Voici Ce Que Le Canada Impose Aux Nouveaux Immigrés…

Québec: le gouvernement impose un test de valeurs aux nouveaux arrivants

Le gouvernement vient de mettre en pratique une de ses promesses électorales, celle d’imposer un test de valeurs aux personnes qui veulent venir s’installer au Québec pour des raisons économiques.
Avec notre correspondante à Montréal, Pascale Guéricolas
Chacun des candidats adultes qui souhaitent s’installer au Québec doit répondre à un certain nombre de questions portant notamment sur l’égalité des hommes et des femmes ou la langue en vigueur au Québec.
Cet examen en ligne s’ajoute aux autres critères administratifs exigés avant d’émigrer dans cette province.

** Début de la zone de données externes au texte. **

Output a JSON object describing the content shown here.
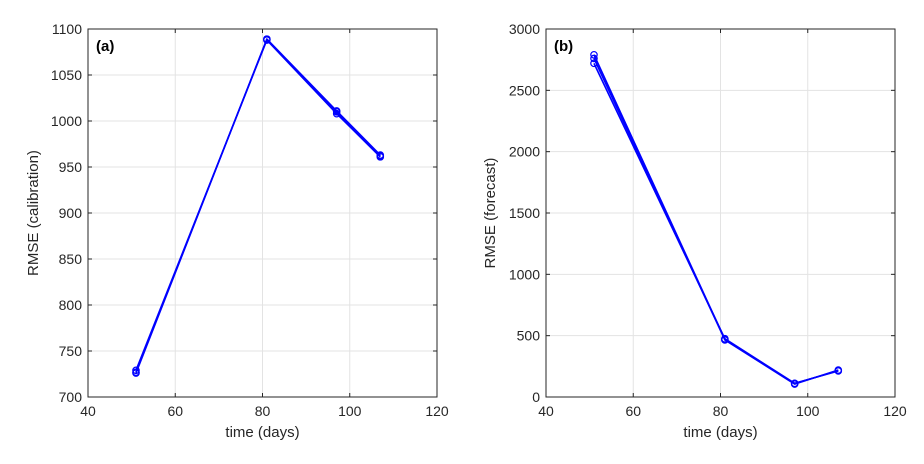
{
  "colors": {
    "series": "#0000ff"
  },
  "chart_data": [
    {
      "type": "line",
      "panel_label": "(a)",
      "xlabel": "time (days)",
      "ylabel": "RMSE (calibration)",
      "xlim": [
        40,
        120
      ],
      "ylim": [
        700,
        1100
      ],
      "xticks": [
        "40",
        "60",
        "80",
        "100",
        "120"
      ],
      "yticks": [
        "700",
        "750",
        "800",
        "850",
        "900",
        "950",
        "1000",
        "1050",
        "1100"
      ],
      "grid": true,
      "marker": "circle",
      "series": [
        {
          "x": [
            51,
            81,
            97,
            107
          ],
          "y": [
            727,
            1089,
            1010,
            962
          ]
        },
        {
          "x": [
            51,
            81,
            97,
            107
          ],
          "y": [
            729,
            1088,
            1008,
            961
          ]
        },
        {
          "x": [
            51,
            81,
            97,
            107
          ],
          "y": [
            726,
            1089,
            1011,
            963
          ]
        }
      ]
    },
    {
      "type": "line",
      "panel_label": "(b)",
      "xlabel": "time (days)",
      "ylabel": "RMSE (forecast)",
      "xlim": [
        40,
        120
      ],
      "ylim": [
        0,
        3000
      ],
      "xticks": [
        "40",
        "60",
        "80",
        "100",
        "120"
      ],
      "yticks": [
        "0",
        "500",
        "1000",
        "1500",
        "2000",
        "2500",
        "3000"
      ],
      "grid": true,
      "marker": "circle",
      "series": [
        {
          "x": [
            51,
            81,
            97,
            107
          ],
          "y": [
            2790,
            470,
            110,
            215
          ]
        },
        {
          "x": [
            51,
            81,
            97,
            107
          ],
          "y": [
            2760,
            465,
            105,
            220
          ]
        },
        {
          "x": [
            51,
            81,
            97,
            107
          ],
          "y": [
            2720,
            475,
            112,
            212
          ]
        }
      ]
    }
  ]
}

Adhérer aux « valeurs québécoises »

Jusqu’à présent, l’âge et le type de diplôme ou d’expérience de travail de candidats à l’émigration déterminaient leur chance de partir s’installer au Québec.
À partir du 1er janvier, ils devront aussi répondre à des questions sur la façon dont cette province protège l’égalité homme-femme ou le type de mariage en vigueur.
Ce test des valeurs vise à faire valoir aux nouveaux arrivants dans quel genre de société ils s’installent, estime le ministre de l’Immigration du Québec, Simon Jolin-Barette.
Le ministre de l’Immigration considère que les personnes qui choisissent le Québec doivent adhérer aux valeurs québécoises, des valeurs de démocratie, de respect, qui garantissent la non-discrimination.
« Je pense qu’on a bâti une société basée là-dessus, on doit en être fiers. Les Québécois sont fiers de ces valeurs-là et ils veulent que leurs valeurs soient respectées. »
Un test de valeurs qui divise
Plusieurs partis d’opposition jugent ce test inutile. Certains déplorent aussi que le gouvernement n’accueille pas assez de nouveaux citoyens alors que les entreprises manquent actuellement cruellement de main-d’œuvre.
« Je suis extrêmement déçu que la CAQ (la coalition avenir Québec, NDLR) tourne le dos aux régions. On ne répond en aucun cas à la demande des entrepreneurs dans toutes les régions du Québec », estime Monsef Derraji, député du Parti libéral.
Confrontés à cruel manque de main-d’œuvre, les entrepreneurs réclament un assouplissement des règles d’immigration pour pouvoir recruter à l’étranger.